How will you procrastinate yourself out of this one? Buy mittens with the cookie crumbs in your pocket?
Ignoring the hairs standing on the nape of my neck, I deploy a gentle smile. “And you’re Lev Mikhailov, but I still haven’t caught his name.”
For a moment, all I hear is the rush of wind on the tent, and wet boots tripping over cobblestone.
Lev wipes a hand over his mouth, nods at his spymaster. “You have a name for her?”
“No.”
With his massive arms held high on his chest, Mikhailov returns to me. “You heard him. Run along.”
No one’s panting or sweating or bleeding. The nearest weapon is a stumped knitting needle, yet violence hangs in the air with tangible vibration. My pulse has gone supersonic and there’s a tightening rope encompassing my lungs, as if my body’s saving air for when I inevitably bust ass out of here.
The instinct to flee in the face of danger is not innate.
It’s trained.
Wired through me as well as the strung bulbs overhead.
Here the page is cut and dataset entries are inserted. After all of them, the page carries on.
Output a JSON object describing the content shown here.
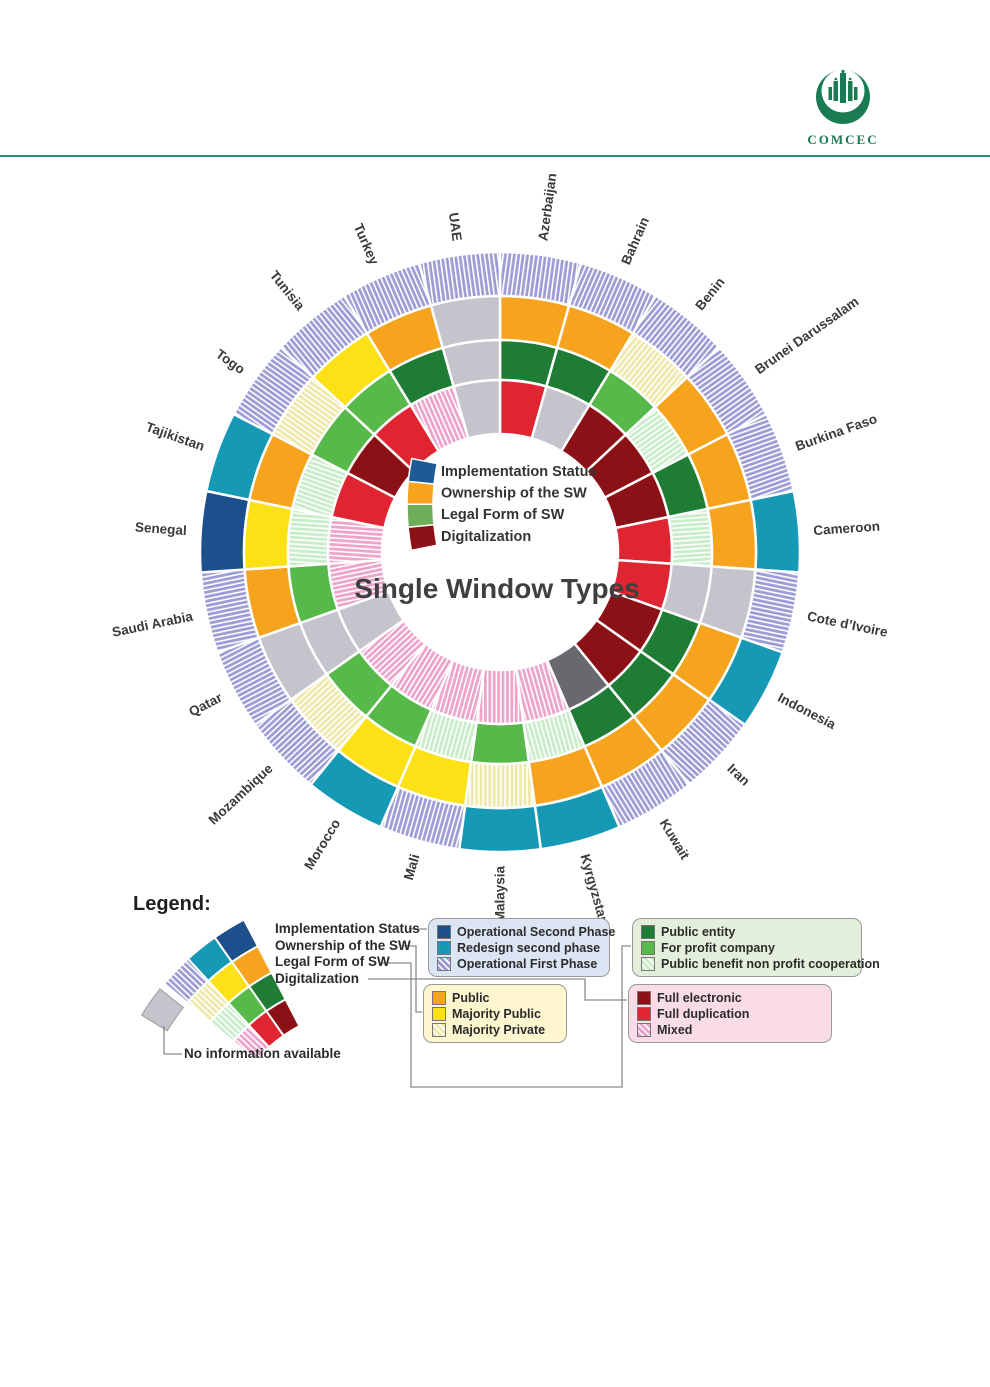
{
  "header": {
    "logo_text": "COMCEC",
    "logo_color": "#1a7a52",
    "divider_color": "#2f9268"
  },
  "chart_data": {
    "type": "sunburst",
    "title": "Single Window Types",
    "rings": [
      {
        "id": "implementation",
        "label": "Implementation Status"
      },
      {
        "id": "ownership",
        "label": "Ownership of the SW"
      },
      {
        "id": "legal",
        "label": "Legal Form of SW"
      },
      {
        "id": "digitalization",
        "label": "Digitalization"
      }
    ],
    "center_legend": [
      {
        "label": "Implementation Status",
        "color": "#1d5a96"
      },
      {
        "label": "Ownership of the SW",
        "color": "#f6a31d"
      },
      {
        "label": "Legal Form of SW",
        "color": "#6fae58"
      },
      {
        "label": "Digitalization",
        "color": "#8c1117"
      }
    ],
    "categories": {
      "op2": {
        "label": "Operational Second Phase",
        "color": "#1d4f8c",
        "hatched": false
      },
      "redesign": {
        "label": "Redesign second phase",
        "color": "#1699b4",
        "hatched": false
      },
      "op1": {
        "label": "Operational First Phase",
        "color": "#9d9dd6",
        "hatched": true
      },
      "public": {
        "label": "Public",
        "color": "#f6a31d",
        "hatched": false
      },
      "majpub": {
        "label": "Majority Public",
        "color": "#fbe116",
        "hatched": false
      },
      "majpriv": {
        "label": "Majority Private",
        "color": "#eee9ab",
        "hatched": true
      },
      "pubentity": {
        "label": "Public entity",
        "color": "#1e7c35",
        "hatched": false
      },
      "forprofit": {
        "label": "For profit company",
        "color": "#56b949",
        "hatched": false
      },
      "pubbenefit": {
        "label": "Public benefit non profit cooperation",
        "color": "#c9ecc9",
        "hatched": true
      },
      "fullelec": {
        "label": "Full electronic",
        "color": "#8c1117",
        "hatched": false
      },
      "fulldup": {
        "label": "Full duplication",
        "color": "#e02532",
        "hatched": false
      },
      "mixed": {
        "label": "Mixed",
        "color": "#eca4ca",
        "hatched": true
      },
      "noinfo": {
        "label": "No information available",
        "color": "#c5c4cd",
        "hatched": false
      },
      "noinfodark": {
        "label": "No information available",
        "color": "#68686e",
        "hatched": false
      }
    },
    "countries": [
      {
        "name": "Azerbaijan",
        "implementation": "op1",
        "ownership": "public",
        "legal": "pubentity",
        "digitalization": "fulldup"
      },
      {
        "name": "Bahrain",
        "implementation": "op1",
        "ownership": "public",
        "legal": "pubentity",
        "digitalization": "noinfo"
      },
      {
        "name": "Benin",
        "implementation": "op1",
        "ownership": "majpriv",
        "legal": "forprofit",
        "digitalization": "fullelec"
      },
      {
        "name": "Brunei Darussalam",
        "implementation": "op1",
        "ownership": "public",
        "legal": "pubbenefit",
        "digitalization": "fullelec"
      },
      {
        "name": "Burkina Faso",
        "implementation": "op1",
        "ownership": "public",
        "legal": "pubentity",
        "digitalization": "fullelec"
      },
      {
        "name": "Cameroon",
        "implementation": "redesign",
        "ownership": "public",
        "legal": "pubbenefit",
        "digitalization": "fulldup"
      },
      {
        "name": "Cote d’Ivoire",
        "implementation": "op1",
        "ownership": "noinfo",
        "legal": "noinfo",
        "digitalization": "fulldup"
      },
      {
        "name": "Indonesia",
        "implementation": "redesign",
        "ownership": "public",
        "legal": "pubentity",
        "digitalization": "fullelec"
      },
      {
        "name": "Iran",
        "implementation": "op1",
        "ownership": "public",
        "legal": "pubentity",
        "digitalization": "fullelec"
      },
      {
        "name": "Kuwait",
        "implementation": "op1",
        "ownership": "public",
        "legal": "pubentity",
        "digitalization": "noinfodark"
      },
      {
        "name": "Kyrgyzstan",
        "implementation": "redesign",
        "ownership": "public",
        "legal": "pubbenefit",
        "digitalization": "mixed"
      },
      {
        "name": "Malaysia",
        "implementation": "redesign",
        "ownership": "majpriv",
        "legal": "forprofit",
        "digitalization": "mixed"
      },
      {
        "name": "Mali",
        "implementation": "op1",
        "ownership": "majpub",
        "legal": "pubbenefit",
        "digitalization": "mixed"
      },
      {
        "name": "Morocco",
        "implementation": "redesign",
        "ownership": "majpub",
        "legal": "forprofit",
        "digitalization": "mixed"
      },
      {
        "name": "Mozambique",
        "implementation": "op1",
        "ownership": "majpriv",
        "legal": "forprofit",
        "digitalization": "mixed"
      },
      {
        "name": "Qatar",
        "implementation": "op1",
        "ownership": "noinfo",
        "legal": "noinfo",
        "digitalization": "noinfo"
      },
      {
        "name": "Saudi Arabia",
        "implementation": "op1",
        "ownership": "public",
        "legal": "forprofit",
        "digitalization": "mixed"
      },
      {
        "name": "Senegal",
        "implementation": "op2",
        "ownership": "majpub",
        "legal": "pubbenefit",
        "digitalization": "mixed"
      },
      {
        "name": "Tajikistan",
        "implementation": "redesign",
        "ownership": "public",
        "legal": "pubbenefit",
        "digitalization": "fulldup"
      },
      {
        "name": "Togo",
        "implementation": "op1",
        "ownership": "majpriv",
        "legal": "forprofit",
        "digitalization": "fullelec"
      },
      {
        "name": "Tunisia",
        "implementation": "op1",
        "ownership": "majpub",
        "legal": "forprofit",
        "digitalization": "fulldup"
      },
      {
        "name": "Turkey",
        "implementation": "op1",
        "ownership": "public",
        "legal": "pubentity",
        "digitalization": "mixed"
      },
      {
        "name": "UAE",
        "implementation": "op1",
        "ownership": "noinfo",
        "legal": "noinfo",
        "digitalization": "noinfo"
      }
    ]
  },
  "legend": {
    "title": "Legend:",
    "fan_labels": [
      "Implementation Status",
      "Ownership of the SW",
      "Legal Form of SW",
      "Digitalization"
    ],
    "no_info_label": "No information available",
    "boxes": [
      {
        "id": "implementation-box",
        "bg": "#dbe5f3",
        "items": [
          "op2",
          "redesign",
          "op1"
        ]
      },
      {
        "id": "legal-box",
        "bg": "#e3efdb",
        "items": [
          "pubentity",
          "forprofit",
          "pubbenefit"
        ]
      },
      {
        "id": "ownership-box",
        "bg": "#fdf6cf",
        "items": [
          "public",
          "majpub",
          "majpriv"
        ]
      },
      {
        "id": "digitalization-box",
        "bg": "#fadce8",
        "items": [
          "fullelec",
          "fulldup",
          "mixed"
        ]
      }
    ]
  }
}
It’s a constant hum in my veins.
If you ever find yourself in danger: don’t. Run, escape, surrender. Beg, plead, cry, but do not let them get close and do not let anyone touch you.
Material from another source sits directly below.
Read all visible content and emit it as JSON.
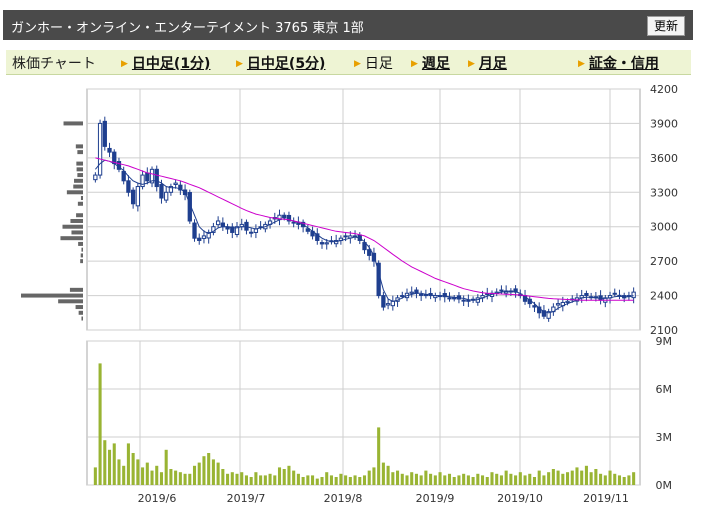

I flinch, arms, head, legs, every part rears at the sudden snap of a frayed white thread in the spymaster’s hand.
I estimate it’d take one percent of his strength to overturn this table and bury me in it. Suffocation by scarf.
But he doesn’t. Hasn’t.
Neither one has done anything. All week.
The same males who bested the feral Keres Empire with a relentless twelve year siege, the males who stained the Cliffs of Dover blue with Atlantide blood, the sadists who dismembered their own Hydra advisor limb by regenerating limb their own are regulars at the cute cafe on Kopli. They order the usual. Extra hot Pekoe and a barrel of drip.
It hurts to raise my head, to grind my toes into the soles of my shoes, to stay, hurts the same way it does when I watch an addle-minded bunny in the gardens veer too near a foxhole, but I do it. “I guess I’ll have to call you spymaster then. Pity, since it drags on the tongue, and I’m sure your name is lovely.”
“It’s not.”
Guess the manners portion is over. “They told me you were scary, but you both look normal. Almost. If it weren’t for the …” I draw a finger across my throat, slow, insinuating. “The tattoos are a definite choice, yes, but not scary. More regrettable.”
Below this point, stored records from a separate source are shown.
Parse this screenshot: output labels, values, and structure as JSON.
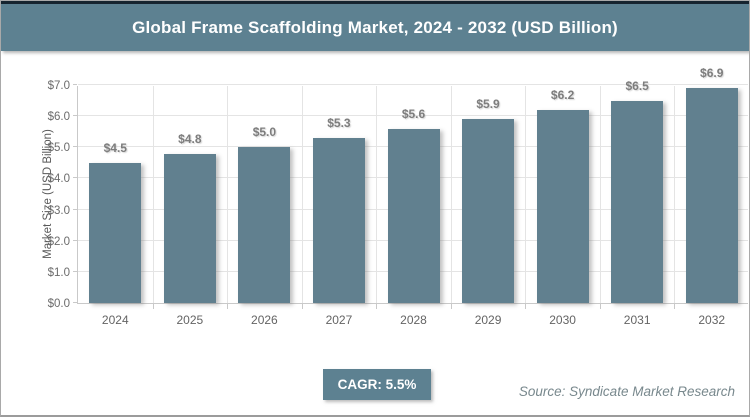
{
  "title": "Global Frame Scaffolding Market, 2024 - 2032 (USD Billion)",
  "chart_data": {
    "type": "bar",
    "title": "Global Frame Scaffolding Market, 2024 - 2032 (USD Billion)",
    "categories": [
      "2024",
      "2025",
      "2026",
      "2027",
      "2028",
      "2029",
      "2030",
      "2031",
      "2032"
    ],
    "values": [
      4.5,
      4.8,
      5.0,
      5.3,
      5.6,
      5.9,
      6.2,
      6.5,
      6.9
    ],
    "value_labels": [
      "$4.5",
      "$4.8",
      "$5.0",
      "$5.3",
      "$5.6",
      "$5.9",
      "$6.2",
      "$6.5",
      "$6.9"
    ],
    "xlabel": "",
    "ylabel": "Market Size (USD Billion)",
    "ylim": [
      0,
      7
    ],
    "yticks": [
      "$0.0",
      "$1.0",
      "$2.0",
      "$3.0",
      "$4.0",
      "$5.0",
      "$6.0",
      "$7.0"
    ],
    "grid": true,
    "legend": false,
    "bar_color": "#61808f"
  },
  "footer": {
    "cagr_label": "CAGR: 5.5%",
    "source": "Source: Syndicate Market Research"
  },
  "colors": {
    "header_background": "#5d8191",
    "bar": "#61808f",
    "top_strip": "#16242f",
    "gridline": "#e4e4e4",
    "axis_line": "#c9c9c9",
    "tick_label": "#6b6b6b",
    "data_label": "#7d7d7d",
    "source_text": "#78888d"
  }
}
“Are you saying we’re not scary … or pretty?” Lev’s accent softens the growl of his voice, the palatalized vowels and sharp Rs are so melodic, it takes me a moment to realize he’s taunting me.
“We’re not creatures,” adds the spymaster.
“Well, of course not, creatures are scary.” Lev tucks thumbs into his armpits, and wets his bottom lip, settling in to make a meal of this.
“You’re not mortals,” I bite. “And I know you’re not Gods, so—”
“How could we be?” Lev interrupts. “Gods are pretty.”
I consider pushing this unwelcome third wheel out of the tent until the question I have a hundred answers for drips out of the spymaster’s mouth, “What are you?”
My response is practiced and playful. “That is incredibly offensive. What’s next? My age? My weight? How many games of baccarat I’ve won?”
“As well as how many you’ve lost.” The spymaster is not in on the teasing vibe. “No mettle in the wins if the losses outweigh it.”
“I’ve never lost.” I’m not really sure if it’s played with cards or dice. Can’t out-rule jelly beans at this point.